После ночи в Хабаровске, проведённой вповалку в ближайшем от аэропорта лесочке, мы заполонили два «Ан-24», отбывающих на Южно-Сахалинск с интервалом в час. Оба, проболтавшись полночи над Японским морем, вернулись в Хабаровск из-за шторма над большей частью Сахалина. Народ не роптал: не слабо два раза слетать над бурным морем с трясущимися крылышками — и за те же деньги! Мужики с утречка добили свои НЗ и порядочно одолжились у девушек, «заполировали» всё это местным пивком, к обеду загрузились в те же «Аны» а к ужину были уже на мысу Свободном (70 примерно км от Южно-Сахалинска).

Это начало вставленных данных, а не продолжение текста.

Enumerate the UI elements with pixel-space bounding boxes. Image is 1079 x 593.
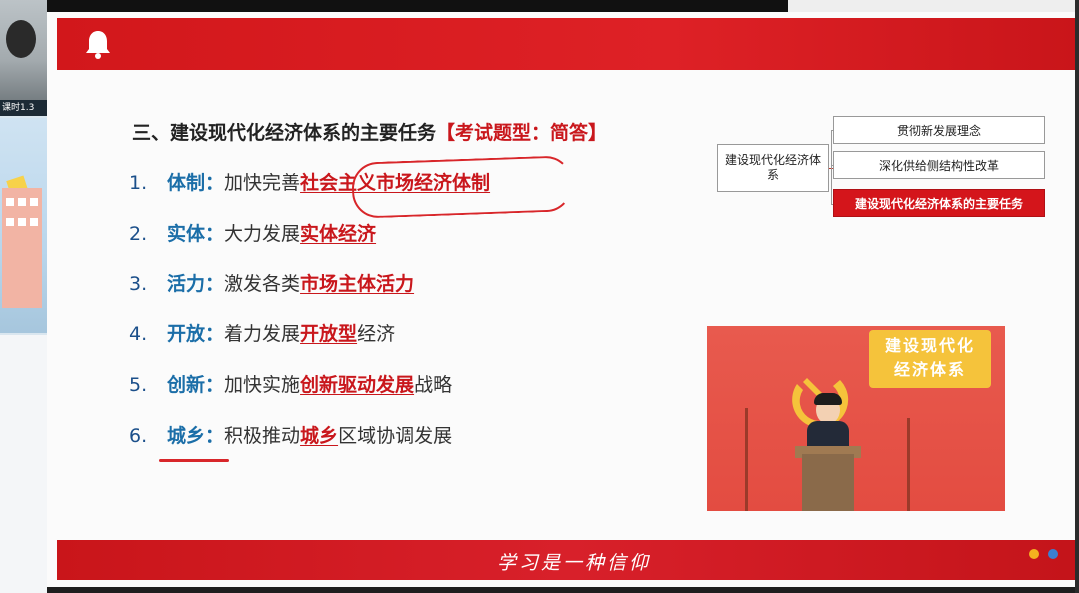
item-text: 加快完善 — [224, 172, 301, 194]
side-panel: 课时1.3 — [0, 0, 47, 593]
illustration-image: 建设现代化 经济体系 — [707, 326, 1005, 511]
presenter-silhouette — [6, 20, 36, 58]
item-text: 积极推动 — [224, 425, 301, 447]
annotation-underline — [159, 459, 229, 462]
item-number: 6. — [129, 425, 148, 447]
podium — [802, 454, 854, 511]
item-keyword: 城乡 — [167, 425, 206, 447]
mindmap-node-active: 建设现代化经济体系的主要任务 — [833, 189, 1045, 217]
window-shape — [6, 218, 14, 226]
speaker-hair — [814, 393, 842, 405]
item-suffix: 区域协调发展 — [338, 425, 453, 447]
heading-text: 三、建设现代化经济体系的主要任务 — [132, 122, 437, 144]
footer-logo — [1026, 549, 1061, 559]
slide-heading: 三、建设现代化经济体系的主要任务【考试题型：简答】 — [132, 118, 607, 145]
flag-pole — [745, 408, 748, 511]
item-number: 2. — [129, 223, 148, 245]
item-separator: ： — [205, 273, 225, 295]
illustration-caption: 建设现代化 经济体系 — [869, 330, 991, 388]
footer-slogan: 学习是一种信仰 — [497, 552, 652, 574]
webcam-caption: 课时1.3 — [0, 100, 47, 116]
item-text: 激发各类 — [224, 273, 301, 295]
item-number: 3. — [129, 273, 148, 295]
building-shape — [2, 188, 42, 308]
item-separator: ： — [205, 223, 225, 245]
item-separator: ： — [205, 172, 225, 194]
caption-line: 经济体系 — [893, 360, 966, 379]
item-suffix: 经济 — [357, 323, 396, 345]
presentation-slide: 三、建设现代化经济体系的主要任务【考试题型：简答】 1. 体制：加快完善社会主义市… — [47, 12, 1075, 587]
item-keyword: 活力 — [167, 273, 206, 295]
window-shape — [18, 218, 26, 226]
list-item: 6. 城乡：积极推动城乡区域协调发展 — [129, 422, 452, 450]
logo-icon — [1029, 549, 1040, 559]
item-highlight: 开放型 — [300, 323, 358, 345]
item-highlight: 城乡 — [300, 425, 339, 447]
mindmap-root: 建设现代化经济体系 — [717, 144, 829, 192]
top-right-frame — [788, 0, 1079, 12]
side-illustration — [0, 118, 47, 333]
item-separator: ： — [205, 425, 225, 447]
list-item: 2. 实体：大力发展实体经济 — [129, 220, 376, 248]
item-text: 着力发展 — [224, 323, 301, 345]
mindmap-node: 贯彻新发展理念 — [833, 116, 1045, 144]
window-shape — [18, 198, 26, 206]
webcam-video — [0, 0, 47, 110]
right-frame — [1075, 0, 1079, 593]
flag-pole — [907, 418, 910, 511]
list-item: 3. 活力：激发各类市场主体活力 — [129, 270, 414, 298]
item-separator: ： — [205, 374, 225, 396]
item-number: 1. — [129, 172, 148, 194]
item-highlight: 实体经济 — [300, 223, 377, 245]
window-shape — [6, 198, 14, 206]
window-shape — [30, 218, 38, 226]
item-highlight: 创新驱动发展 — [300, 374, 415, 396]
annotation-circle — [351, 155, 573, 219]
list-item: 4. 开放：着力发展开放型经济 — [129, 320, 395, 348]
item-keyword: 创新 — [167, 374, 206, 396]
side-blank — [0, 335, 47, 593]
slide-footer-bar: 学习是一种信仰 — [57, 540, 1075, 580]
list-item: 5. 创新：加快实施创新驱动发展战略 — [129, 371, 452, 399]
item-number: 4. — [129, 323, 148, 345]
bell-icon — [86, 31, 110, 59]
mindmap-node: 深化供给侧结构性改革 — [833, 151, 1045, 179]
item-keyword: 开放 — [167, 323, 206, 345]
item-highlight: 市场主体活力 — [300, 273, 415, 295]
caption-line: 建设现代化 — [884, 336, 975, 355]
item-separator: ： — [205, 323, 225, 345]
mindmap-connector — [831, 130, 832, 205]
item-text: 加快实施 — [224, 374, 301, 396]
item-keyword: 体制 — [167, 172, 206, 194]
logo-icon — [1048, 549, 1058, 559]
item-number: 5. — [129, 374, 148, 396]
slide-header-bar — [57, 18, 1075, 70]
item-text: 大力发展 — [224, 223, 301, 245]
item-keyword: 实体 — [167, 223, 206, 245]
window-shape — [30, 198, 38, 206]
item-suffix: 战略 — [414, 374, 453, 396]
heading-tag: 【考试题型：简答】 — [436, 122, 608, 144]
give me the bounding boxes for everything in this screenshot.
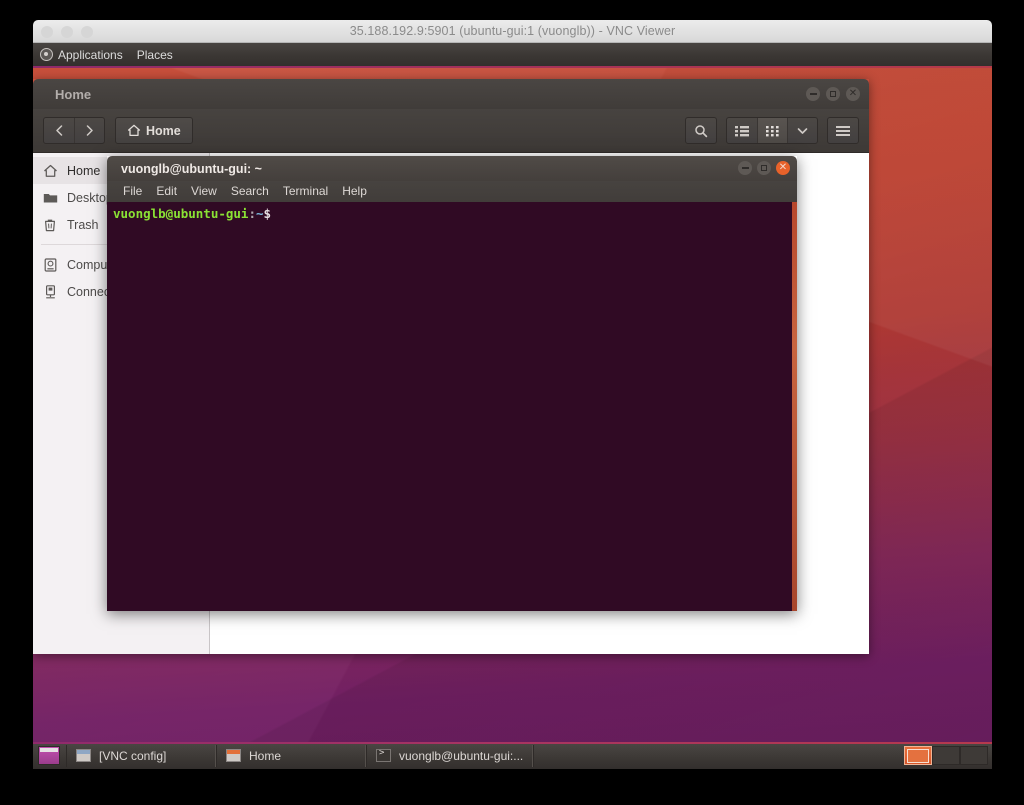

До начала путины — 1 августа или Нового года по-калдырски — оставалось две недели. Требовалось ещё забетонировать полы в рыбцехе, довести новое трёхэтажное общежитие, создать баню, обустроить столовую и прочую инфраструктуру (в частности, клуб-бар, о коем ещё пойдёт речь). Старый неожиданно выбрал в напарники меня. Ему было тридцать, он очень сильно заикался, но умел, кажется абсолютно всё. Совсем недавно он был очень многообещающим поэтом (тексты его и впрямь отмечены юношеской заявкой на гениальность), но, понявши вскоре, что Бродского ему не перешибить, Старый истово наступил на горло собственной песне и стал служить в железнодорожной ВОХРе. С тех пор он увольнялся из охранки каждое лето и правил на острова. Путин у него за спиной насчитывалось чуть ли не десять.
Старый выбивал у командира Трезубова парные наряды, в основном, по плотницкому делу — после того, как убедился, что топором и рубанком я владею вобщем-то сносно. Помнится, мы удивили всех скромным шедевром — паркетом из старых бочковых досочек на общежитской лестнице. Через неделю, в последний выходной перед путиной, переделав всё плотницкое, мы вместе с Болотом, белазистом с разреза «Черниговский», поэтом Максом и добрейшей Людочкой Козаченко самоинициативно притащили бульдозером со свалки бывшую раздолбанную вахтовку и в четыре дня сделали из неё бар-клуб. Назвали «Опаньки», а на оранжевом спаскруге у входа Старый начертал девиз: «На свете всё одно и то же». Уже в путину мы с Максом, работая в разные смены, справляли в заведении обязанности барменов.
2. Великан и Пиночет
Дней за пять до Нового года, июля, кажется, 26-го, Старый растолкал меня в половине седьмого утра и сообщил полупонятное: «Сейчас с заставы уходит «66-й» на Великан, ну-ка, штаны в охапку, три минуты на сборы…» Проснулся я, уже переваливаясь через высокий борт тронувшегося грузовика, — от окриков бдительного командира Трезубова. «А ведь он нас засёк, бедняжка, — сказал Старый. — Прогул впендюрит — однозначно. Ну, ничего-ничего. Великан того стоит».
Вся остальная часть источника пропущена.